Depuis la réouverture des camps de Nauru et de l’île de Manus (Papouasie-Nouvelle-Guinée, là aussi à la demande de l’Australie), en septembre-octobre 2012, les clandestins déportés ont multiplié les actes de protestation, de grèves de la faim, d’automutilation, voire même de tentatives de suicides, afin de s’élever contre les conditions de vie dans ces « centres de traitement », ainsi que contre le fait qu’aucune durée limitée limite n’est fixée pour leur séjour insulaire.
Ian Rintoul, responsable de l’une des ONG (RAC, Refugee Action Coalition) particulièrement impliquée dans ce dossier des camps extraterritoriaux de Nauru et de Manus, estimait début mars 2013 que la situation actuelle, au plan politique local, était plutôt faite pour « arranger » le gouvernement australien, dans la mesure où les dysfonctionnements permettent aussi de ne pas traiter de manière diligente les nombreuses demandes d’accès aux réfugiés formulées par les ONG et l’ONU.

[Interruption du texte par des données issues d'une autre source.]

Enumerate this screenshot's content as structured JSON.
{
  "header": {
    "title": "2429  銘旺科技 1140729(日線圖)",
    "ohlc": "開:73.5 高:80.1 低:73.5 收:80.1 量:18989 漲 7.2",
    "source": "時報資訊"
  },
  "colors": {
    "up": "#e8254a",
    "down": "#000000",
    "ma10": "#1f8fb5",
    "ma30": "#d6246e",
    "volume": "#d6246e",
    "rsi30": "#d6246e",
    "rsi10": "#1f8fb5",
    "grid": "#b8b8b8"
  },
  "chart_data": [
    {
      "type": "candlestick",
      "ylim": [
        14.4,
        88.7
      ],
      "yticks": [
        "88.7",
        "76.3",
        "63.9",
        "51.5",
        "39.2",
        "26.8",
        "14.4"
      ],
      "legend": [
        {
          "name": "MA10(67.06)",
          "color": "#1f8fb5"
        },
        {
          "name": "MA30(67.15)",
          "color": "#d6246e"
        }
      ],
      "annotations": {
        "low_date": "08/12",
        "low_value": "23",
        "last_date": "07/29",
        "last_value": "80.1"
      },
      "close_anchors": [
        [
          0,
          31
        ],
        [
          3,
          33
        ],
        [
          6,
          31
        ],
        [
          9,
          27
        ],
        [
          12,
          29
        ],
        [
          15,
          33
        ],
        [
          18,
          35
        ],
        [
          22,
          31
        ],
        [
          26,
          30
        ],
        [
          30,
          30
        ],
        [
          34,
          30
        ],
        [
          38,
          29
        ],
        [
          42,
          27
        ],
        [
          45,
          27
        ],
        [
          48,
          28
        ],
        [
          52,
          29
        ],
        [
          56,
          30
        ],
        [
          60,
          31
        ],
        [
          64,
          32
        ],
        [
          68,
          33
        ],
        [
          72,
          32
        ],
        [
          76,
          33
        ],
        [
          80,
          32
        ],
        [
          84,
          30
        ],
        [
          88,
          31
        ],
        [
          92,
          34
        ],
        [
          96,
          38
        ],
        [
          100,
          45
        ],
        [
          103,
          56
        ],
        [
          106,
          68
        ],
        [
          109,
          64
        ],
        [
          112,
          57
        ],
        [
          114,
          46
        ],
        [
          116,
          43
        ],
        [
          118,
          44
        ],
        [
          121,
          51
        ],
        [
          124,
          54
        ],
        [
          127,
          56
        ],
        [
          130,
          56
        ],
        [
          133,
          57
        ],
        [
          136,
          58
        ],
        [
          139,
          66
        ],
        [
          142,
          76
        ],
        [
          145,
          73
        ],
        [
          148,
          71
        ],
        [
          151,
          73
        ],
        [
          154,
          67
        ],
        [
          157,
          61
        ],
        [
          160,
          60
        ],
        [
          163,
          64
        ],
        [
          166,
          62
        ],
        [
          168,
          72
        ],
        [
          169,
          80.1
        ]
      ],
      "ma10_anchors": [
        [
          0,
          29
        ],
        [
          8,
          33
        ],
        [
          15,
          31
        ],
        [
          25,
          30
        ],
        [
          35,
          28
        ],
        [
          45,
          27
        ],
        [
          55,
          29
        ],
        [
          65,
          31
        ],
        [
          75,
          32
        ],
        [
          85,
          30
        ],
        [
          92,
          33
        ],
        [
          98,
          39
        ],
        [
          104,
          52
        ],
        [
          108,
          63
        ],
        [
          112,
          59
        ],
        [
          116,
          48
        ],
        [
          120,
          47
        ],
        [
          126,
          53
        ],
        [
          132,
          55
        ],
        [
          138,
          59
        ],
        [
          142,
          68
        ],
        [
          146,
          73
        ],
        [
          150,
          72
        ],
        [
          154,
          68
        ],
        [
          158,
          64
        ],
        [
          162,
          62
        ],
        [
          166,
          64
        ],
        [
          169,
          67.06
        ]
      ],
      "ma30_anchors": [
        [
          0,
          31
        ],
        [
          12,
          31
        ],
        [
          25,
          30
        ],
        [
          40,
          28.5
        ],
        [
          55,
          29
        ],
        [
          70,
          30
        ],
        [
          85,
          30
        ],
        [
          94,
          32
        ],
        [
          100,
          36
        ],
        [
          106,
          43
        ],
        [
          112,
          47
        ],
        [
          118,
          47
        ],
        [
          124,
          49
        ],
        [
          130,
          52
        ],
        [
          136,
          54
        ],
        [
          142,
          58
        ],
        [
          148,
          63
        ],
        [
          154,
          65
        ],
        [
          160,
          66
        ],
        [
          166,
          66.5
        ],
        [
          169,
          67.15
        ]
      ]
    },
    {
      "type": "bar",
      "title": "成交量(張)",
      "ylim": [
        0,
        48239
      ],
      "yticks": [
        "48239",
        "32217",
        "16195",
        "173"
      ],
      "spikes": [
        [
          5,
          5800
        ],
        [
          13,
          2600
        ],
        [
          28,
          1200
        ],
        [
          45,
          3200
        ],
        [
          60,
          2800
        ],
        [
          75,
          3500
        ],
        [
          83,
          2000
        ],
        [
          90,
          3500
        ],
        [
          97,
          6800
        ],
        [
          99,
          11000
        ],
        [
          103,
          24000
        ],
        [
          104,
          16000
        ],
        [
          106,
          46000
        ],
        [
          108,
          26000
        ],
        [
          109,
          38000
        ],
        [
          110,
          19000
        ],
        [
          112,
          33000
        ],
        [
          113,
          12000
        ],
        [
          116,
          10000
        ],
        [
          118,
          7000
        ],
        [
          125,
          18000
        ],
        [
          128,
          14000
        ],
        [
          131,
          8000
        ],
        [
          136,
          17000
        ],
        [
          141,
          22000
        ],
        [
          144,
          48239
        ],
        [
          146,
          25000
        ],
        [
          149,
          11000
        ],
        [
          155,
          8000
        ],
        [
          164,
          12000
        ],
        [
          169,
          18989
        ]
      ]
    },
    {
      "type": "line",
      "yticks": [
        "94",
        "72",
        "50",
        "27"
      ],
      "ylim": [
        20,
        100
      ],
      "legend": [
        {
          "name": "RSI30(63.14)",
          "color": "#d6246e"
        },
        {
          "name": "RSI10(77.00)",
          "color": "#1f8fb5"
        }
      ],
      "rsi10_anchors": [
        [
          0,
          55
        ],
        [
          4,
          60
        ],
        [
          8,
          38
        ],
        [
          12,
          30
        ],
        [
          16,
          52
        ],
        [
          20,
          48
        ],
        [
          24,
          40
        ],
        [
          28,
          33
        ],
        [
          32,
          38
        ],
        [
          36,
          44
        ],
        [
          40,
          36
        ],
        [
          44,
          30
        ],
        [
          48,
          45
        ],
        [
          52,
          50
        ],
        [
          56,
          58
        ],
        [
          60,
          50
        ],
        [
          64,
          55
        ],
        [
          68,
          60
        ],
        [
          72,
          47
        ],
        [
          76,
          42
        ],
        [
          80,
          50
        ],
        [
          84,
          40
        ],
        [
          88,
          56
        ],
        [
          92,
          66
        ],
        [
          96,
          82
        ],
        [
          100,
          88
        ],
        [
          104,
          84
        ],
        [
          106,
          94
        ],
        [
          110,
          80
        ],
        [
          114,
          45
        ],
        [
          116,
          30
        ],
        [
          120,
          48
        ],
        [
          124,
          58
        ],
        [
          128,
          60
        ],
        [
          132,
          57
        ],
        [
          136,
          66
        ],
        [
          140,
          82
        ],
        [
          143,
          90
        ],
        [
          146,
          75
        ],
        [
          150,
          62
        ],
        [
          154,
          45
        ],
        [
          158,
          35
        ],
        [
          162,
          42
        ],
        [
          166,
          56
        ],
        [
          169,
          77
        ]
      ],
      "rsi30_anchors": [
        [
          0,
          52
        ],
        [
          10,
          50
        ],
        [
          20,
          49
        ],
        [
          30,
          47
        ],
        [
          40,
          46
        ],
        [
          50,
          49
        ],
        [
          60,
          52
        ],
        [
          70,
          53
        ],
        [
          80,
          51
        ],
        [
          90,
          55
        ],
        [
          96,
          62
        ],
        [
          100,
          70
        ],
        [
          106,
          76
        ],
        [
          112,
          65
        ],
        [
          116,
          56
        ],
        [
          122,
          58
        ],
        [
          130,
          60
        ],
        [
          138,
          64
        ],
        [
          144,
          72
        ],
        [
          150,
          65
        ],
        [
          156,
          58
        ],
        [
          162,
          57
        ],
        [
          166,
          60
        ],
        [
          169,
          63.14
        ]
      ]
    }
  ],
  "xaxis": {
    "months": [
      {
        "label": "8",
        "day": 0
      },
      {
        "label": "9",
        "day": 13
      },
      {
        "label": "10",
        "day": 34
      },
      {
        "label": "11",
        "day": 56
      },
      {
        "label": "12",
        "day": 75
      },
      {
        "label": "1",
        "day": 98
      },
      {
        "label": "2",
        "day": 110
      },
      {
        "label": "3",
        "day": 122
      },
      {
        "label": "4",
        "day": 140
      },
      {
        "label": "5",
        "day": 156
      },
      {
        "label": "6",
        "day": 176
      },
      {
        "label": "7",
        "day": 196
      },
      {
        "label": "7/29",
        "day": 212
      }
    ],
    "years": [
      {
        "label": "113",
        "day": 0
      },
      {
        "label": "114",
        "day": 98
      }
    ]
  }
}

M. Rintoul cite notamment le cas de Kieren Keke, l’un des ministres démissionnaires, qui occupait le poste de ministre des affaires étrangères à Nauru et qui, à ce titre, était donc engagé dans la poursuite de négociations avec Canberra sur cet épineux dossier.
Dans le cadre de l’accord signé entre l’Australie et Nauru, concernant ce camp, la gestion de ces installations et le maintien de l’ordre sont du ressort de la juridiction locale et ne tombent par conséquent pas sous le coup des lois australiennes.
Même au plan intérieur politique australien, le parti des Verts, sous la houlette de la Sénatrice Sarah Hanson Young, mettait en garde début avril 2013 le gouvernement fédéral australien de la travailliste Julia Gillard contre l’éventuelle tentation de se servir de la situation politique à Nauru comme excuse pour faire traîner le traitement des dossiers de demandeurs d’asiles envoyés à Nauru.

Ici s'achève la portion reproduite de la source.